Abstract

We are reporting our 9-year experience of cyclic parenteral nutrition with 200 in-patients (mean age 52 years) treated 64 ± (SEM)3 days (range: 15–230) for Gl diseases. During the first period (A, n = 38), all-in-one nutritive bags with intralipid 10% were used; in a second period (B, n = 135), intralipid 10% was infused separately over the first 6 h of nutrition; in the final period (C, n = 27), Intralipid 20% was used in all-in-one nutritive bags. Indications for parenteral nutrition were non-malignant digestive diseases in 89.5% of the cases.
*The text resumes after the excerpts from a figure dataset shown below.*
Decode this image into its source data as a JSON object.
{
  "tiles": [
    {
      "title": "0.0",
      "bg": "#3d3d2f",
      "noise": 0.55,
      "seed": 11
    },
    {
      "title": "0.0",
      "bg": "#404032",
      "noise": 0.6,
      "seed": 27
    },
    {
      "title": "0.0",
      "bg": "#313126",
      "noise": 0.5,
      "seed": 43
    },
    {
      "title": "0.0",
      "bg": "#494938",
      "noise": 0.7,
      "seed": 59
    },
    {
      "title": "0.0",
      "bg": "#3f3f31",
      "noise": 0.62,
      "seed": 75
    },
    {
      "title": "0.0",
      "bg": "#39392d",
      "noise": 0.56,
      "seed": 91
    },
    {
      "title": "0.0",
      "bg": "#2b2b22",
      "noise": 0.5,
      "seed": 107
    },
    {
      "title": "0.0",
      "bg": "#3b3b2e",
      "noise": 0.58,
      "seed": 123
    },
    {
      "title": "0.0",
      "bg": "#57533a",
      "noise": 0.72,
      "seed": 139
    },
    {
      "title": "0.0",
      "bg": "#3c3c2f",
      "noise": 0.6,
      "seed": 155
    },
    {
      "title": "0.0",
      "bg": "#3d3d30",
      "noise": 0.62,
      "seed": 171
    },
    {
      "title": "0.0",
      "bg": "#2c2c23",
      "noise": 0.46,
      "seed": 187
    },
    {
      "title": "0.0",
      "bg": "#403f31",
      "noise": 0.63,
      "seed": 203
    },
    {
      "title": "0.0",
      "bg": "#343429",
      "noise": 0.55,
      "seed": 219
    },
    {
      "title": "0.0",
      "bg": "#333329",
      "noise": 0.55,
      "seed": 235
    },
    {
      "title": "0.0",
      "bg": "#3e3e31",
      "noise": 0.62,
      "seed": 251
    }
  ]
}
The frequency of complications appearing during cyclic parenteral nutrition was the following: catheter-related sepsis 8%, catheter obstruction 8%, hypertriglyceridemia 33%, hypercholesterolemia 14.7%, liver function test abnormalities 28% and biliary sludge and/or lithiasis 31.6%. 5 patients, with chronic obstructive small bowel disease, developed jaundice with no identifiable cause other than parenteral nutrition. The prevalence of catheter obstruction significantly decreased (P < 0.01) during period B, as compared with periods A and C. The prevalence of liver function test abnormalities decreased significantly (P < 0.01) during periods B and C, as compared with period A. Mortality rate related to cyclic parenteral nutrition was 3%. These results suggest that a) the separate infusion of lipid emulsion reduces the prevalence of catheter obstruction; b) as compared with 10% intralipid in all-in-one nutritive bags, the separate infusion of 10% Intralipid or the 20% Intralipid given in all-in-one nutritive bags is associated with a decreased prevalence of liver function test abnormalities; c) chronic small intestine obstruction seems to play a key role in parenteral-associated jaundice.